With the recent return of Daylight Savings Time, my body is all confused about what time it is and what needs to be done, which makes me think about time. My life often seems driven by the clock and the calendar. I think I am somebody if my days are busy and my calendar is full. But the same conditions just as easily can make me feel anxious and overwhelmed.

While I worked a regular job I used to wish for balance in my life, but I never found a way to have that. My time was full of things I was doing, and there wasn’t time to add what I thought would create balance.

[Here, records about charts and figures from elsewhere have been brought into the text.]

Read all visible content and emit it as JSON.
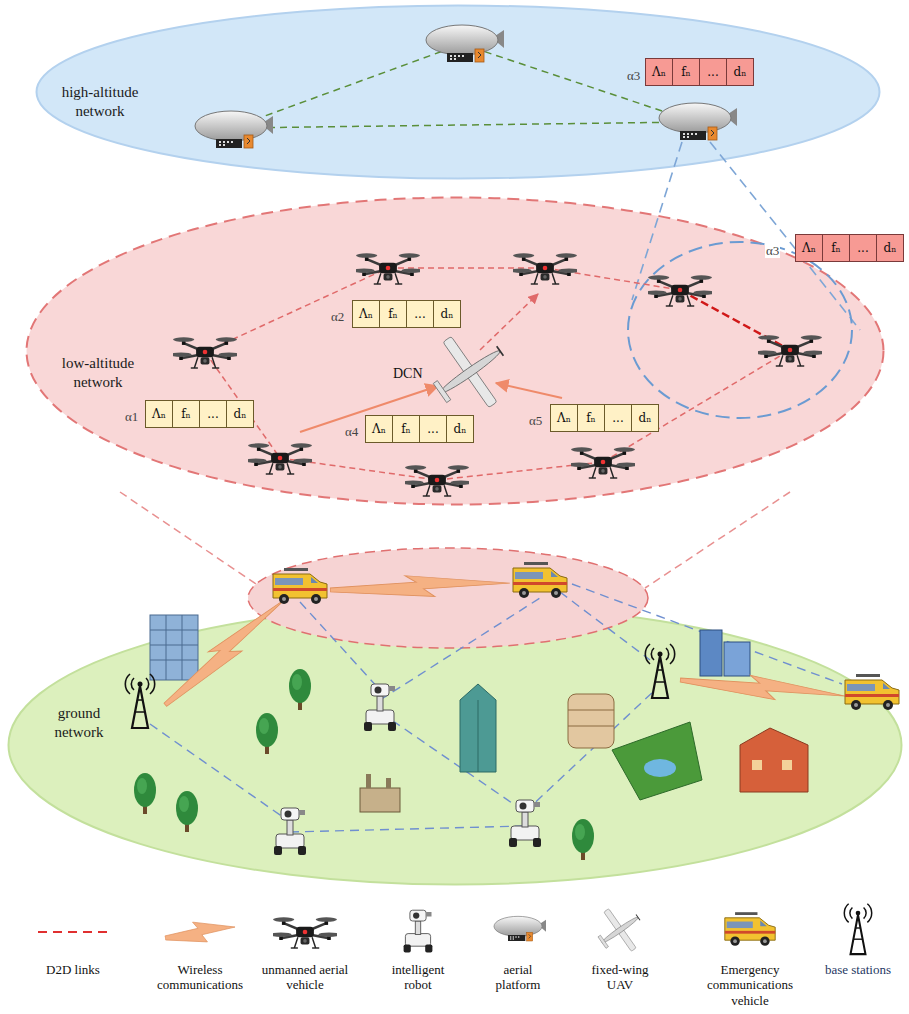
{
  "diagram": {
    "nodes": [
      {
        "text": [
          "high-altitude network"
        ]
      },
      {
        "text": [
          "Λₙ",
          "fₙ",
          "...",
          "dₙ"
        ],
        "in": 0
      },
      {
        "text": [
          "low-altitude network"
        ]
      },
      {
        "text": [
          "Λₙ",
          "fₙ",
          "...",
          "dₙ"
        ]
      },
      {
        "text": [
          "Λₙ",
          "fₙ",
          "...",
          "dₙ"
        ],
        "in": 2
      },
      {
        "text": [
          "Λₙ",
          "fₙ",
          "...",
          "dₙ"
        ],
        "in": 2
      },
      {
        "text": [
          "Λₙ",
          "fₙ",
          "...",
          "dₙ"
        ],
        "in": 2
      },
      {
        "text": [
          "Λₙ",
          "fₙ",
          "...",
          "dₙ"
        ],
        "in": 2
      },
      {
        "text": [
          "ground network"
        ]
      }
    ],
    "labels": [
      "α3",
      "α3",
      "α2",
      "α1",
      "α4",
      "α5",
      "DCN"
    ],
    "legend": [
      {
        "text": "D2D links"
      },
      {
        "text": "Wireless communications"
      },
      {
        "text": "unmanned aerial vehicle"
      },
      {
        "text": "intelligent robot"
      },
      {
        "text": "aerial platform"
      },
      {
        "text": "fixed-wing UAV"
      },
      {
        "text": "Emergency communications vehicle"
      },
      {
        "text": "base stations"
      }
    ]
  }
}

I wonder now how it would have been if I had focused on simply receiving the day, and how it would be if I did that now. Our attitude about the day and how we can live in it changes if we realize and remember that each day is a gift from God, even that having both dark and light in a day is God’s creative gift.

Particular spiritual practices can reinforce one’s awareness and gratitude for God’s presence in the day. A traditional morning prayer is, “O Lord, open my lips. And my mouth will proclaim your praise.” Another possibility is the psalmist’s words, “This is the day that the Lord has made; let us rejoice and be glad in it.” What would happen if we began the day with a prayer of praise, maybe even shared that experience with someone else? And during the day, before going on to the next thing, we could simply stop and breathe, until we have returned to calm or remembering.

New Testament Greek has different words for time–chronos, which is governed by clocks and calendars, and Kairos, which is set, arranged, ordered by God. Any time of our chronos day may be a Kairos time. At the close of the day, before falling asleep, we can remember and receive the gifts of the day.

Queries:

How would you talk about time as it is experienced in your life? What does being busy mean to you?

How can you be open to receiving the Kairos times in your life?

Prayer:

To start your day, use either of the prayers mentioned above (or your own words) and then name the ordinary, everyday things for which you are grateful.

For further reflection:

“Teach us to number our days, that we may gain a heart of wisdom” (Psalm 90:12).

“I keep the Lord always before me; because God is at my right hand, I shall not be moved” (Psalm 16:8).